A D’var Torah for Rosh Hashanah and Labor Day by Dora Chen
This year, Rosh Hashanah coincides with Labor Day. As a Jew of Color who also works as a union-side labor lawyer, this connection provides me with an opportunity to reflect on how, this Rosh Hashanah, we can re-commit to the fight against white supremacy and to dismantling structural racism in all of its forms.
Earlier this summer, the New York Times reported that support among white Americans for the Black Lives Matter movement has dropped from its all-time high immediately following the killing of George Floyd. White support for the movement has actually declined to levels that existed before the killings of Breona Taylor, George Floyd, and Ahmaud Arbery. This was especially disheartening to read after many of us thought the racial justice protests of the summer of 2020 would have a lasting impact. Not only is achieving racial equity in itself a goal, but, as Heather McGhee has written, racism has “hidden costs” for white Americans too. This zero-sum thinking explains why we have not been able to achieve progressive policies that would have benefitted white working-class Americans as well as workers of color, ranging from raising the minimum wage to expanded healthcare coverage.
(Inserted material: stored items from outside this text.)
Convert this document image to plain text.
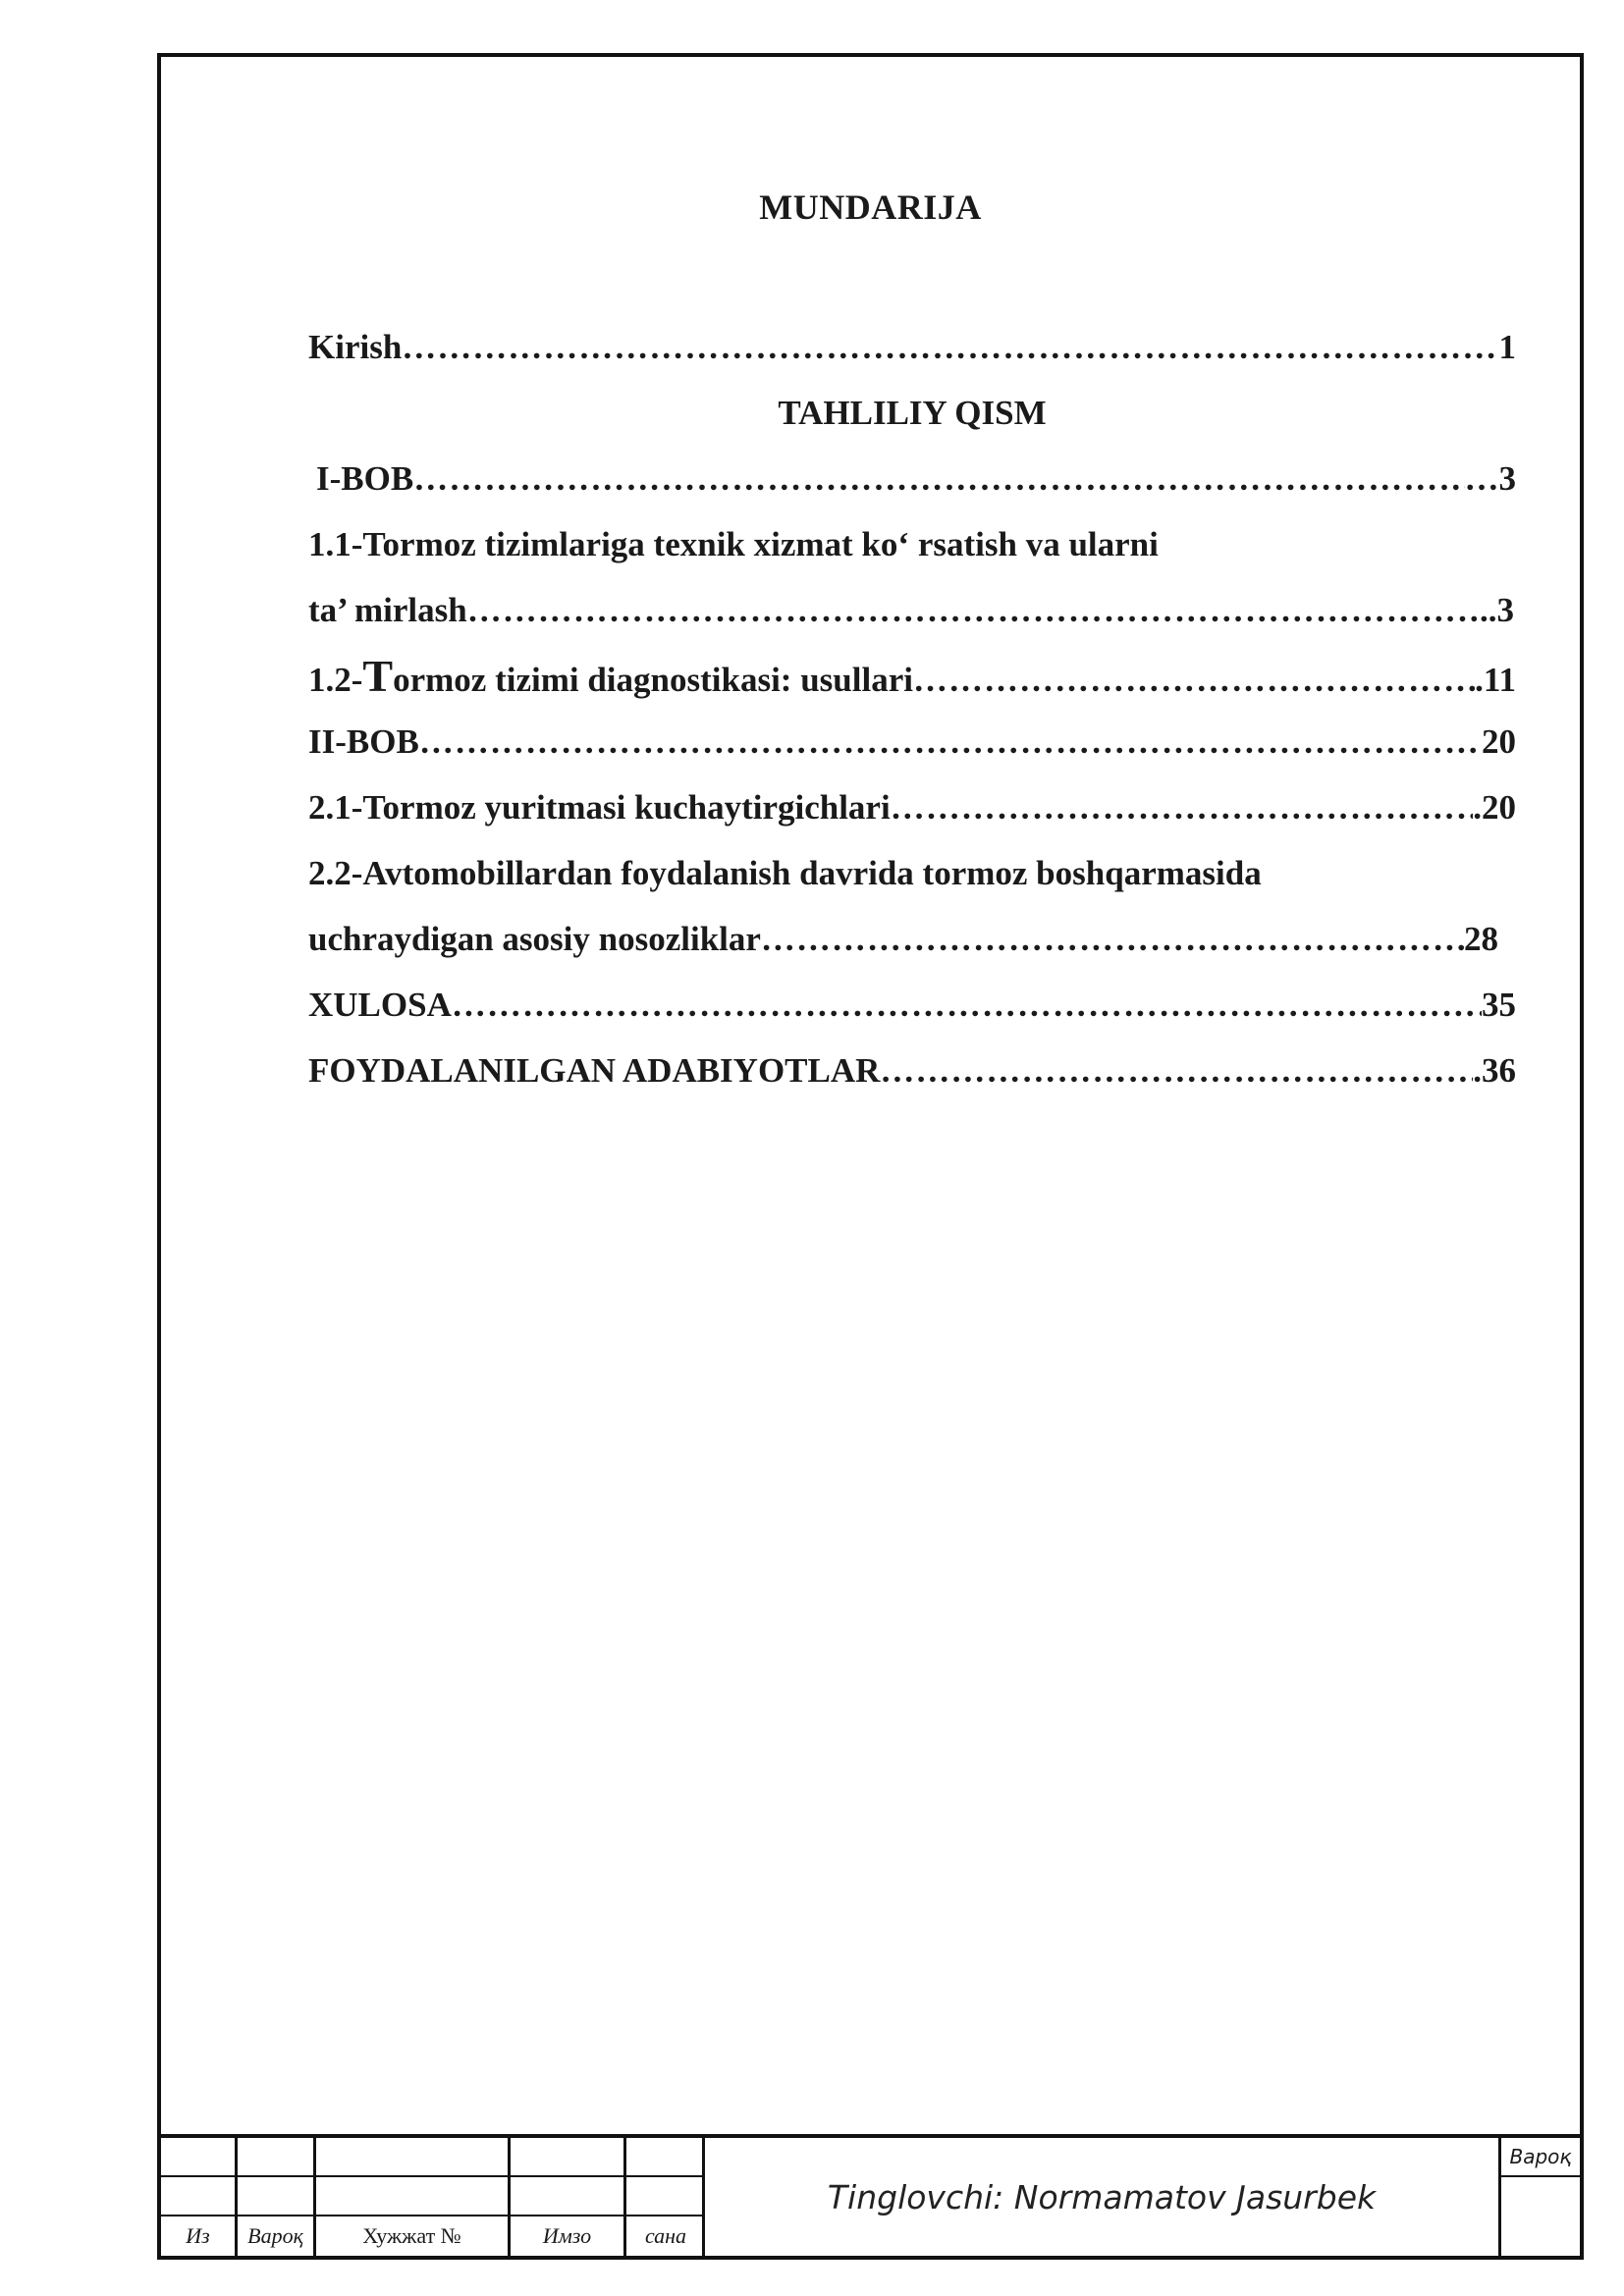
MUNDARIJA
Kirish ……………………………………………………………………………………………………………………………………………………………………………	1
TAHLILIY QISM
I-BOB ……………………………………………………………………………………………………………………………………………………………………………	…3
1.1-Tormoz tizimlariga texnik xizmat ko‘ rsatish va ularni
ta’ mirlash ……………………………………………………………………………………………………………………………………………………………………………	..3
1.2-Tormoz tizimi diagnostikasi: usullari ……………………………………………………………………………………………………………………………………………………………………………	.11
II-BOB ……………………………………………………………………………………………………………………………………………………………………………	20
2.1-Tormoz yuritmasi kuchaytirgichlari ……………………………………………………………………………………………………………………………………………………………………………	.20
2.2-Avtomobillardan foydalanish davrida tormoz boshqarmasida
uchraydigan asosiy nosozliklar ……………………………………………………………………………………………………………………………………………………………………………	28
XULOSA ……………………………………………………………………………………………………………………………………………………………………………	35
FOYDALANILGAN ADABIYOTLAR ……………………………………………………………………………………………………………………………………………………………………………	.36
Из	Вароқ	Хужжат №	Имзо	сана
Tinglovchi: Normamatov Jasurbek
Вароқ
So, what would a long-term commitment to achieving racial equity look like? My experience with two important civic institutions — unions and temples — has been instructive. My union, the two-million member Service Employees International Union, was founded in 1921 as a multiracial union led by people of color and immigrants. Our members work in the service and care sectors of the economy as janitors, airport wheelchair attendants, healthcare workers, child care providers, and county and city workers, many of whom continued to work as front-line essential workers during the COVID pandemic. In 2016, at our union’s convention, our members affirmed as a fundamental principle that, in order to win economic justice for all working people, we must address systemic racism and tackle the legacy of slavery and segregation head-on. That is why SEIU has prioritized the passage of President Biden’s Build Back Better Care plan, which would invest an unprecedented $400 billion in the care economy and its predominantly women-of-color workforce — a workforce largely excluded from the National Labor Relations Act to win its passage during the New Deal.
But it’s not enough for SEIU to center racial equity in our organizing and legislative campaigns without also “living our values” inside our own organization. For that reason, SEIU has been engaged in a robust process to become an anti-racist organization with regard to its own staff and internal policies and practices. This process began with our elected leadership several years ago. Our vision is that true equity would include: power-sharing for staff of color, cross-racial solidarity between different groups, and working beyond allyship so that all staff members — including white staff — understand and own their stake in challenging racism and changing existing practices. By engaging in this transformational process, we will be a stronger union that will be able to fight even more effectively on behalf of our members and working people.
At my synagogue, Temple Sinai in Washington, DC, we have embarked on a similar effort through Multiracial Sinai, a standing committee whose explicit purpose is help the temple become an affirmatively anti-racist congregation. While Temple Sinai has a well-deserved reputation as a leader in social justice work, we also recognized that we had work to do inside our own congregation, particularly with regard to the experience of Jews and People of Color. (Temple Sinai is certainly not alone, as reflected in the recently-published study by the Jews of Color Initiative, which catalogued the experiences of Jews of Color in predominantly white Jewish spaces.) As part of our efforts, over 100 members of our congregation, including the entire clergy team and senior staff, have engaged in our Building Racial Stamina six-week discussion group developed by my fellow Temple Sinai board member Deitra Reiser, which challenges white Jews to reflect on their own racial identity, increase awareness of the historic impact of racism inside Judaism as well as in our broader society, and increase their “racial stamina” in talking about race. Multiracial Sinai is also actively engaged in our Racial Equity Project, in which committee members are working with the temple’s clergy and lay leadership to review all aspects of the temple’s practices and programs with a racial equity lens.
On Rosh Hashanah, the shofar calls us to awaken, to refocus our attention from all the distractions that are a part of everyday life. Listening to its blasts, we hold so many good intentions about the year to come. But that moment is fleeting. We know — and the New York Times survey confirms this — how distractible we are. That is why the robust structures for anti-racism work that SEIU and Temple Sinai are creating are so important. They give us a path to walk, a process to follow, and so they seek to avoid backsliding into complacency. We know that undoing the centuries of slavery and entrenched racial discrimination will not be completed in a year. We are living by the directive from Pirkei Avot: “You are not obligated to complete the work, but neither are you free to desist from it.”
Dora Chen is an Associate General Counsel at the Service Employees International Union, where she is Counsel to SEIU’s Political Programs. She also serves on the Board of Trustees at Temple Sinai in Washington, DC.